We attempted to perform Principal Component Analysis on the data to prepare for clustering based on time signature. The scree plot indicates that the first two principal components capture about 34.16% of the variability in the data, and after that, each principal component makes a small, consistent contribution. Unfortunately, keeping only the first two principal components would simply result in a data set that does not capture nearly enough information from the original data to be usable.

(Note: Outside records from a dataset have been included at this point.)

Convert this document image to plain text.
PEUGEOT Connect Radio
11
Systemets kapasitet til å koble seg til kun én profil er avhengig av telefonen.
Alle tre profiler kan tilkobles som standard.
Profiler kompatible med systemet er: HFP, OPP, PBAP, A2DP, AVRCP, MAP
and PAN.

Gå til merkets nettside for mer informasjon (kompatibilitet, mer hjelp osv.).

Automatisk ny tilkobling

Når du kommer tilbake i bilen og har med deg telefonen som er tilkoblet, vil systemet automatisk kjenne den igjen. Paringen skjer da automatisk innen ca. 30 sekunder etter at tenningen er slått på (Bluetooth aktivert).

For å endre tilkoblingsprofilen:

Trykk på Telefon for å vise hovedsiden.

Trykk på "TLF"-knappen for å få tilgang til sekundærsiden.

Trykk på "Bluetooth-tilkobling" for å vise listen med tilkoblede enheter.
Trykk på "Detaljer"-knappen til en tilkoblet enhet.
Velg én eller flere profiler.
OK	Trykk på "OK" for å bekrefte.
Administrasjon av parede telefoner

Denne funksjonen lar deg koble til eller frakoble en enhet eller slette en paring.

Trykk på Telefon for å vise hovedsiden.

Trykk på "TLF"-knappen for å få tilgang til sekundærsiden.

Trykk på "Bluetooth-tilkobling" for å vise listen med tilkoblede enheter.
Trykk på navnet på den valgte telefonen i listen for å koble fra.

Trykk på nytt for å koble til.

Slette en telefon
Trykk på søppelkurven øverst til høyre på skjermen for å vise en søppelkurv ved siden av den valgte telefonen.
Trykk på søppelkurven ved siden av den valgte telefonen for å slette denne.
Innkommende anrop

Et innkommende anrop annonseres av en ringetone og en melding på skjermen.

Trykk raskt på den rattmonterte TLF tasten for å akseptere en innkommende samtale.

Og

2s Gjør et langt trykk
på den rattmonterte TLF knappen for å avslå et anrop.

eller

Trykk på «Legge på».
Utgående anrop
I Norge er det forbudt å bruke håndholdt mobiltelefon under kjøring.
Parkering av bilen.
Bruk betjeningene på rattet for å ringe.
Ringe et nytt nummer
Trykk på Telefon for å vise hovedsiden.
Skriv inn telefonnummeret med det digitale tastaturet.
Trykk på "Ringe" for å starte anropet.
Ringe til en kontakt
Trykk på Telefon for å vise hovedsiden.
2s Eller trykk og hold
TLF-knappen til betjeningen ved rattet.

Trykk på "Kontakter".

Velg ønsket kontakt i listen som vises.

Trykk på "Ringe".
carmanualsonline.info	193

Moreover, if we want to retain most of the information in the original data, let's say 90%, then we would need to keep the first ten principal components, which is not a very successful dimensionality reduction down from fourteen original features.

In [10]:
X_train_pca = np.dot(df_clustering.drop(columns='time_signature'), pca_V[np.arange(0, 9)].T)
X_train_pca = pd.DataFrame(X_train_pca, columns=['PC' + str(x) for x in np.arange(1, 10)])
X_train_pca.head()

Unnamed: 0,PC1,PC2,PC3,PC4,PC5,PC6,PC7,PC8,PC9
0,0.412704,0.04323,-1.101601,-0.461544,-1.519312,0.408231,2.863886,0.878602,-0.041124
1,-2.925138,0.138393,-1.32063,-1.543834,-0.46879,0.636707,0.820311,0.487203,-0.099153
2,-1.394686,-0.255342,-0.014123,-2.01123,-0.554694,0.661321,1.360074,0.917805,0.60141
3,-2.851148,-0.529071,-0.547554,-2.795799,-1.290943,0.265698,0.400213,-2.066422,-1.358516
4,-1.062244,-0.629026,-0.890981,-2.168618,-1.663503,0.997489,1.327824,-0.362974,0.622166


In [11]:
kmeans_new = KMeans(n_clusters=5)
y_kmeans = kmeans_new.fit_predict(X_train_pca)





In [12]:
for i in np.arange(0, len(kmeans_new.labels_)):
  if kmeans_new.labels_[i] > 1:
    kmeans_new.labels_[i] += 1
set(kmeans_new.labels_)

{0, 1, 3, 4, 5}

In [13]:
print(silhouette_score(X_train_pca, kmeans_new.labels_))

0.1561980917030609


Keeping the first nine principal components and clustering with the new PCA transformed data set, we obtain only a slightly higher silhouette score of 0.1296, compared to a score of 0.1098 before performing PCA. Silhouette score is a measure of how tightly and distinctly the data is clustered, where 1 is tightly clustered and 0 is loosely (and indistinctively) clustered. It is one measure of effectiveness for a clustering algorithm. The calculated silhouette scores for both clustering schemes suggests that the effects of PCA are minimal for this data set, so we will not employ it in the main analysis of our classification of track genres.